McKennie: "Primo americano a giocare nella Juve? Me ne renderò conto a fine carriera"
"Credo di non aver ancora realizzato cosa significhi essere il primo americano a giocare per la Juventus, me ne renderò conto a fine carriera". A parlare così è Weston McKennie, in esclusiva a DAZN all'interno del format "Remember the Name", in una lungo racconto personale che va oltre il campo da gioco: "Se qualcuno in passato ha pensato non fossi all’altezza? Beh, credo che i fatti parlino da soli e mostrino ciò che ho fatto finora. Ognuno poi ha la propria opinione".
Mister Luciano Spalletti
"Spalletti? Vado molto d’accordo con lui. Penso che ogni calciatore abbia bisogni diversi, ci sono aspettative diverse su ognuno di noi. Ogni volta che vedo il mister mi dà un senso di sicurezza. Quando ti rimprovera non ti rimprovera mai in maniera cattiva, lo fa sempre per farti migliorare. Ho avuto tante esperienze diverse, alcuni allenatori ti mortificano, mentre Spalletti grazie alla sua personalità ti fa pensare che devi migliorare, attira la tua attenzione ogni volta che ti parla, ha esperienza, è saggio. Si concentra molto sul successo di squadra, dice sempre che si può dribblare quattro avversari, far goal ed essere felici, ma se fai un bell’assist le persone felici sono due. Per questo dico che è il miglior allenatore che ho avuto in carriera, lo dicono i numeri e il modo in cui gestisce la squadra lo rende un ottimo allenatore".

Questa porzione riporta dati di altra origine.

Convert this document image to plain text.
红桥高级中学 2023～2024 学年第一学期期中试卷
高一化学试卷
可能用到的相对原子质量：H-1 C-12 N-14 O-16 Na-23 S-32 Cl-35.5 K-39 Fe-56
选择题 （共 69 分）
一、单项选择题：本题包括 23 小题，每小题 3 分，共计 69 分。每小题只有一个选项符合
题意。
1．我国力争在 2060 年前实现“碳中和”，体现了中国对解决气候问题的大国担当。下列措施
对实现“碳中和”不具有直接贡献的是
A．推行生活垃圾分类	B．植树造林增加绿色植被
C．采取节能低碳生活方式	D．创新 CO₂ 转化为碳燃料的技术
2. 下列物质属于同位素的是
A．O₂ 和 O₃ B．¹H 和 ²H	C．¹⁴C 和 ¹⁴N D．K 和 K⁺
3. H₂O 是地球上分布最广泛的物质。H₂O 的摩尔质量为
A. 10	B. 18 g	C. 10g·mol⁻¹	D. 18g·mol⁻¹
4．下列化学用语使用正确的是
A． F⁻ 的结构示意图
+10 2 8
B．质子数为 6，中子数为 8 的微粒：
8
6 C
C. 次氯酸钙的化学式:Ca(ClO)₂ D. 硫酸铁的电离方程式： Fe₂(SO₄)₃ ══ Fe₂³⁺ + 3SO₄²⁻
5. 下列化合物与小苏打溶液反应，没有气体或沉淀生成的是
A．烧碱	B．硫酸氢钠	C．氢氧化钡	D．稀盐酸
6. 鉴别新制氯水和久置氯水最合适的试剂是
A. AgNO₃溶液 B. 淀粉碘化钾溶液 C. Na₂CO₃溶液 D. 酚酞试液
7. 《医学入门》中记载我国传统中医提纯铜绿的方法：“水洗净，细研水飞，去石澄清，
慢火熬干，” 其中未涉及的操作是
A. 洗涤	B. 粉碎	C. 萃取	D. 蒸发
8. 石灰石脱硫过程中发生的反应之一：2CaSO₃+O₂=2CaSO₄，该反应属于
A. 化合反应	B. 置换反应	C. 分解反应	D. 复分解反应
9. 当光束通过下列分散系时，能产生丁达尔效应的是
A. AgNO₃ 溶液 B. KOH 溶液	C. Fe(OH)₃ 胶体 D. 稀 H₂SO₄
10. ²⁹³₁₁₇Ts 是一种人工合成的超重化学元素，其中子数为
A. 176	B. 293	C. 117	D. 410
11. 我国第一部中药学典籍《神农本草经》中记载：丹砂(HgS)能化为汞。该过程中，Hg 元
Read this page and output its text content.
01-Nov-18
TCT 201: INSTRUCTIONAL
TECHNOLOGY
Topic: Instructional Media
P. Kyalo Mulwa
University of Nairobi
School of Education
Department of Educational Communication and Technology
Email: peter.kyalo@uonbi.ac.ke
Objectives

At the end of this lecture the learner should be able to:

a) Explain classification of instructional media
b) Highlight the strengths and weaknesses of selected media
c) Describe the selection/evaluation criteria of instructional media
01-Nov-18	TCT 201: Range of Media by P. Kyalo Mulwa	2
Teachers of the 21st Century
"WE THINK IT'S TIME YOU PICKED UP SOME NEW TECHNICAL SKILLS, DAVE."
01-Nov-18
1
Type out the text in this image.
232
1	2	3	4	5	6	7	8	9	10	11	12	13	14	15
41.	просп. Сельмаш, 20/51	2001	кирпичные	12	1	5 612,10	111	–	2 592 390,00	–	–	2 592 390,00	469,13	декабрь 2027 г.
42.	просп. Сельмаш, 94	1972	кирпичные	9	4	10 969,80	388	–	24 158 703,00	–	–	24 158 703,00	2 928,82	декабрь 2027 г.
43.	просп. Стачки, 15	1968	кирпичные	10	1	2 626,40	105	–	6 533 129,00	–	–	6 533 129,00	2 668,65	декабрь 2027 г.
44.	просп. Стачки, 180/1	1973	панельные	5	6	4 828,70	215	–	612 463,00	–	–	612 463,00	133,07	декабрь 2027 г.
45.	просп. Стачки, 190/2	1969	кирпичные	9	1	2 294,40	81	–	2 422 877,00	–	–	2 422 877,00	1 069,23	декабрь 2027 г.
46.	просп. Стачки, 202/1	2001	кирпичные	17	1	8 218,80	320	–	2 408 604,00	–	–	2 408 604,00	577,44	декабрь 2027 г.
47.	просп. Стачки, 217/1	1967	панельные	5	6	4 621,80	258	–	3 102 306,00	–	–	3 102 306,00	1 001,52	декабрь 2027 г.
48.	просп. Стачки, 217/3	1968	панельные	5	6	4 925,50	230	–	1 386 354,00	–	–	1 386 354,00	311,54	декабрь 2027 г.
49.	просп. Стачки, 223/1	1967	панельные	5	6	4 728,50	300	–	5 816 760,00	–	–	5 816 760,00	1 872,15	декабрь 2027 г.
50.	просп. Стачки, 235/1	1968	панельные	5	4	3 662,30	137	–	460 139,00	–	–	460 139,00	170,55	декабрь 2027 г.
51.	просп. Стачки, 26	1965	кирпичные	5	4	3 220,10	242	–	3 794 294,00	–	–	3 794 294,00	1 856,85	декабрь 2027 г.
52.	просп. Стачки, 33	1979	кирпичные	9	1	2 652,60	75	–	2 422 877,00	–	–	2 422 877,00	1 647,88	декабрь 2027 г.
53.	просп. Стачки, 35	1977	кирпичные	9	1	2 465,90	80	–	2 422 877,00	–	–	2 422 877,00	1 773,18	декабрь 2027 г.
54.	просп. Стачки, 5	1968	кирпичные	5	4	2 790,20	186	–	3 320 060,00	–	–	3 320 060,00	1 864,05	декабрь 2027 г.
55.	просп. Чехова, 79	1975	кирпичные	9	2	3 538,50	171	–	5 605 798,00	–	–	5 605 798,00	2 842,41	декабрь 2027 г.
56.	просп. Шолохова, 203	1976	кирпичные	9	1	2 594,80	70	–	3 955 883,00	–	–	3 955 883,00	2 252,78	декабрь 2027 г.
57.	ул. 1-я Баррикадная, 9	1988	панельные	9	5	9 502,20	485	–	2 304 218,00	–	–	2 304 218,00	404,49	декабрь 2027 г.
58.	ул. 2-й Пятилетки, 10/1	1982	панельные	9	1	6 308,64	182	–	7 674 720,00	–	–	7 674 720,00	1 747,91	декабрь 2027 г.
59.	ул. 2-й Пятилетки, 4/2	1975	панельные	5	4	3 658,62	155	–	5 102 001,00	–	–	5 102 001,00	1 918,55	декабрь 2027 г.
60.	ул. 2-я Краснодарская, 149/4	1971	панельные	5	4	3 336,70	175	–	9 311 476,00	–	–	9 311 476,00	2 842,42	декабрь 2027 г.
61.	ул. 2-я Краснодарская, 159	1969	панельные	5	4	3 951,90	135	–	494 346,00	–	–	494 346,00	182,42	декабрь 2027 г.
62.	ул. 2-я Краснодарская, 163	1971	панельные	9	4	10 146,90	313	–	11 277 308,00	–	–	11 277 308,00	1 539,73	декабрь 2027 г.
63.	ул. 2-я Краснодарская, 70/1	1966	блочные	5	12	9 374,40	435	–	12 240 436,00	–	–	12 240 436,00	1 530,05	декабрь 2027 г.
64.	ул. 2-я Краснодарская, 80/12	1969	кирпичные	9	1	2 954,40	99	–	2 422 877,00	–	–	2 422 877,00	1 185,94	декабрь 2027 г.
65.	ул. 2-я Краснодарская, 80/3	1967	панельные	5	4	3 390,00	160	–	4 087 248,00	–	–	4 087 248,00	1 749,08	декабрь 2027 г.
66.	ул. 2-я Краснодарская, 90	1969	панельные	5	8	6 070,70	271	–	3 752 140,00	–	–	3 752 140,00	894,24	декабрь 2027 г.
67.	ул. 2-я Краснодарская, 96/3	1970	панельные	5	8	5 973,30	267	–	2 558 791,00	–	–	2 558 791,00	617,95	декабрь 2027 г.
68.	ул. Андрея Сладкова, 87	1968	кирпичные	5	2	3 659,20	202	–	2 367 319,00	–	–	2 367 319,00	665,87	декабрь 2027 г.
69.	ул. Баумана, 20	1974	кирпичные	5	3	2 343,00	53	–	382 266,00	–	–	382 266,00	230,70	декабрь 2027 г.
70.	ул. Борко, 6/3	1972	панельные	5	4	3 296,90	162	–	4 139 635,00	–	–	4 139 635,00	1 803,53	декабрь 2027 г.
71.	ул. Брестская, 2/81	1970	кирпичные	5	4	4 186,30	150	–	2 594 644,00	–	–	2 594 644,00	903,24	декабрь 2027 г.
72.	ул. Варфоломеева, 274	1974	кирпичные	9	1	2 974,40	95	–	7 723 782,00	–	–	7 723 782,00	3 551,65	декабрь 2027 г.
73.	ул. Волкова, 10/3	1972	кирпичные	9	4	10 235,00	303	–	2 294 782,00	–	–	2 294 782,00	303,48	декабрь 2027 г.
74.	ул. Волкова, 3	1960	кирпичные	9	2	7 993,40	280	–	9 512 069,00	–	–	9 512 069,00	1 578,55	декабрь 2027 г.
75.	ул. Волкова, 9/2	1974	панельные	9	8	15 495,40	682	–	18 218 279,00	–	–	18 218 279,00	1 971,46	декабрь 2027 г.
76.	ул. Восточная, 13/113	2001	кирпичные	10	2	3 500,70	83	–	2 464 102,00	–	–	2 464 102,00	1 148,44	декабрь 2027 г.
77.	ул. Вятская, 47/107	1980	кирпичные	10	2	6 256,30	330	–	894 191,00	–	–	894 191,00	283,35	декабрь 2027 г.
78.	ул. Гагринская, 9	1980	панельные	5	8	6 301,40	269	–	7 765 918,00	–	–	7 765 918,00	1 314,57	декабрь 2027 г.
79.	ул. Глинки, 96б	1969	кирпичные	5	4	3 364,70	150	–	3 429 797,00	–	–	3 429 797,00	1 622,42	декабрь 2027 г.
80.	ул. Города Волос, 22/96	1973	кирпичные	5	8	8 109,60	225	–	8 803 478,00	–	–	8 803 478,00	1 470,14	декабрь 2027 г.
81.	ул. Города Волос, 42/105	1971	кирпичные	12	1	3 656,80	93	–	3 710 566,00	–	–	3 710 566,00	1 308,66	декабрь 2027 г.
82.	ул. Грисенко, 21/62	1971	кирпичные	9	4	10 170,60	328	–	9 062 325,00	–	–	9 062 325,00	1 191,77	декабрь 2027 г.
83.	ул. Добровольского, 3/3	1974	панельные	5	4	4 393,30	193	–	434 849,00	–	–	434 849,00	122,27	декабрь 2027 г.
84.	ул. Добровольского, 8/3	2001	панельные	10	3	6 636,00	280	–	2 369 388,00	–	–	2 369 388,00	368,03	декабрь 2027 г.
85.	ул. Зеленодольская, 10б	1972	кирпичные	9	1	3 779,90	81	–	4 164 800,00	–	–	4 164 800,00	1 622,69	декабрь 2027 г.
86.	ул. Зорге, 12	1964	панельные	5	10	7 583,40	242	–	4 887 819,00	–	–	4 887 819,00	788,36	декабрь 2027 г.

Il sogno di giocare a calcio
"Non sono sempre stato sicuro se giocare a football o calcio. Quando sono tornato dalla Germania a nove anni facevo entrambi gli sport, poi ho preso la mia decisione, insieme a mia madre. Le ho detto che amavo il calcio un po’ più del football e lei mi ha detto che, a quel punto, la decisione era già stata presa; così mi sono concentrato sul calcio".